Here the main affinity with Vedanta is that mass and energy are forms of the same thing: this was demonstrated anew by Einstein. As already mentioned, Indian cosmology says that matter [akasha] and energy [prana] have evolved from Cosmic Intelligence. This modern account describing the universe as being originally concentrated in a very small region reminds one of the idea of an involved or seed universe, but to say more might be to read into the Sankhya cosmology ideas that are not there.
In contrast to the more orthodox cosmogony, there is the theory of continuous creation. According to this, everything evolves from hydrogen, the simplest element. In the Sun and the normal stars hydrogen is being converted into helium with a consequent radiation of energy, and it is this that runs the universe. Where does the hydrogen come from? Well, it does not come from anywhere, says Hoyle, one of the exponents of the theory, it simply appears. He admits that this is a very strange idea, but it works.

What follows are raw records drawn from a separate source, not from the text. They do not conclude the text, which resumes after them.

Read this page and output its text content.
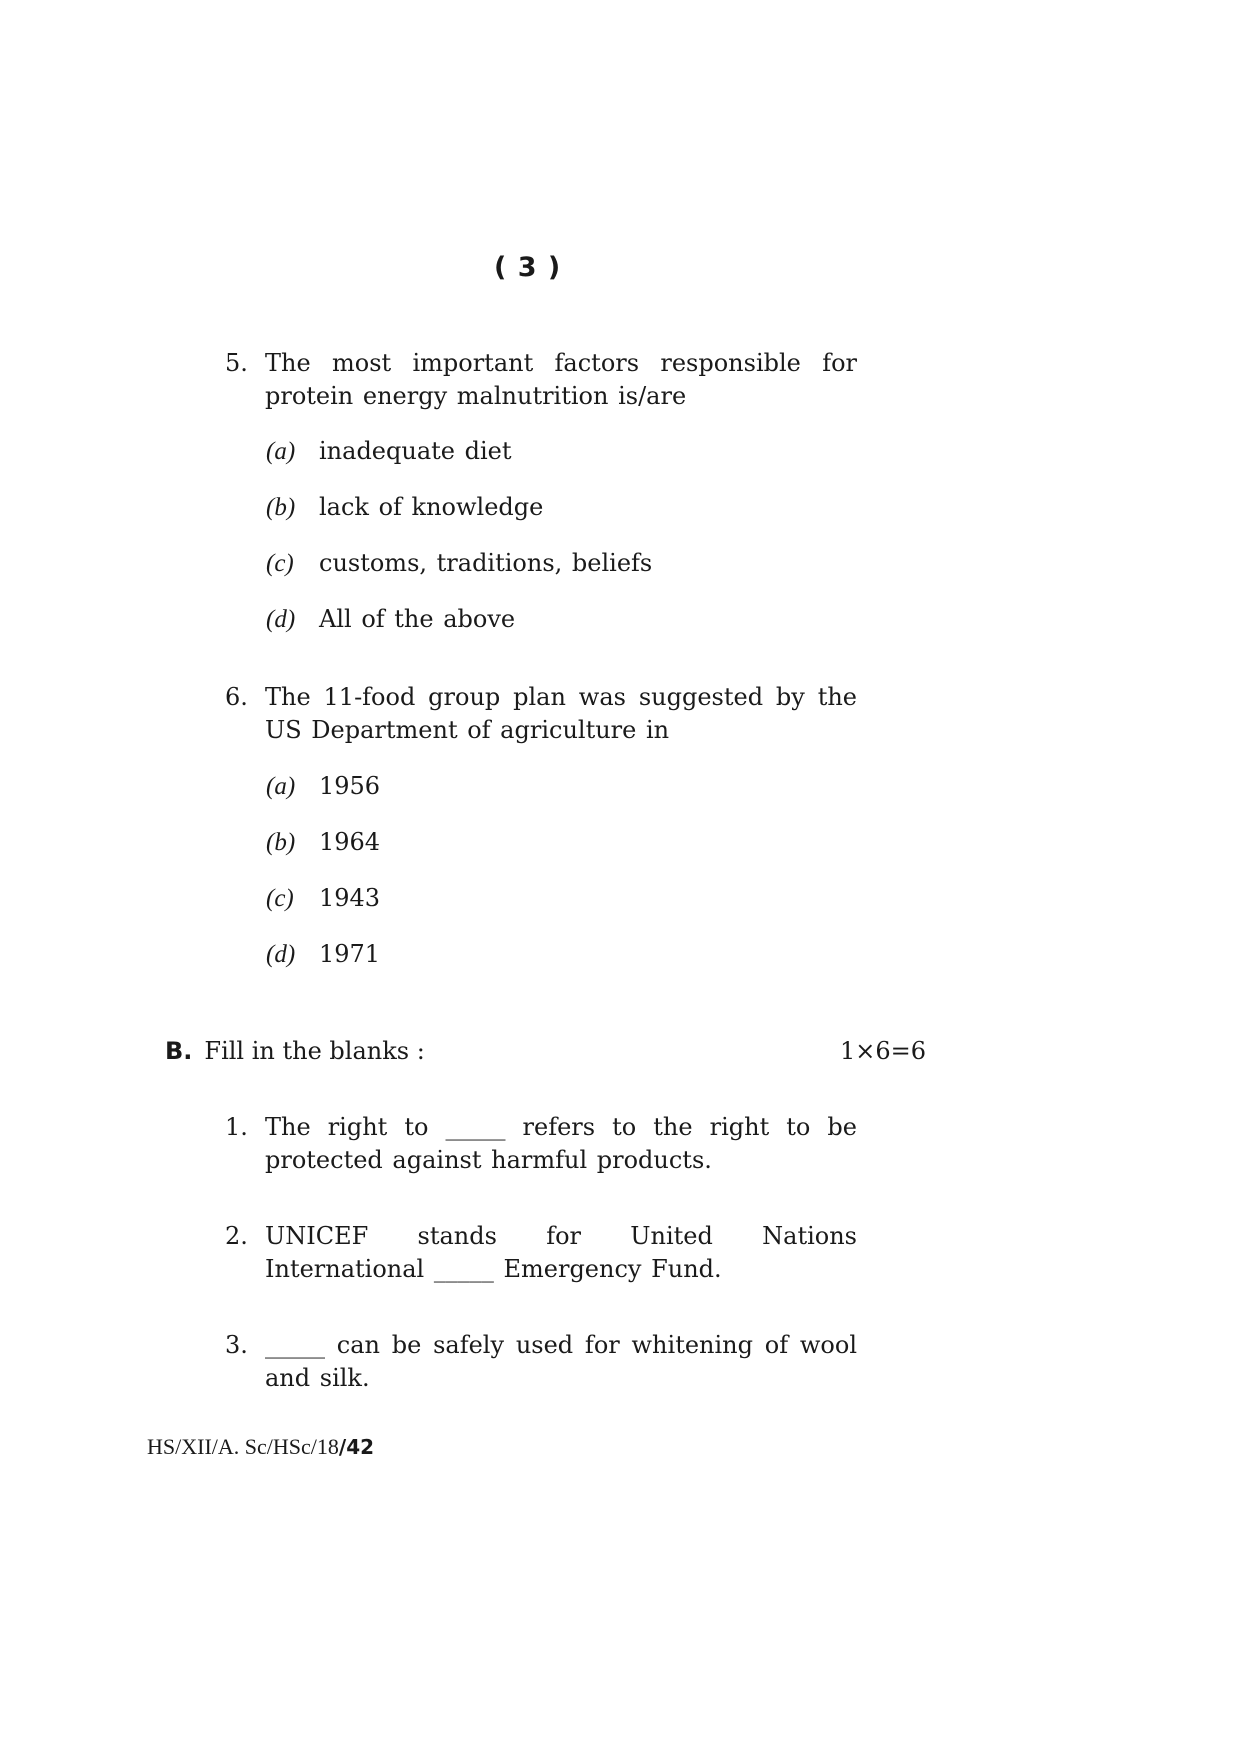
( 3 )
5. The most important factors responsible for protein energy malnutrition is/are
(a) inadequate diet
(b) lack of knowledge
(c) customs, traditions, beliefs
(d) All of the above
6. The 11-food group plan was suggested by the US Department of agriculture in
(a) 1956
(b) 1964
(c) 1943
(d) 1971
B. Fill in the blanks :	1×6=6
1. The right to _____ refers to the right to be protected against harmful products.
2. UNICEF stands for United Nations International _____ Emergency Fund.
3. _____ can be safely used for whitening of wool and silk.
HS/XII/A. Sc/HSc/18/42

Here we see the Indian conception of akasha, subtle matter after it has become distinct from energy.From akasha all gross matter evolves. But Vedanta cannot agree that something comes out of nothing, even though this theory requires the creation of only one atom in the course of about a year in a volume equal to St Paul’s Cathedral. Naturally scientific instruments cannot be expected to detect the subtle background material from which the gross atoms evolve.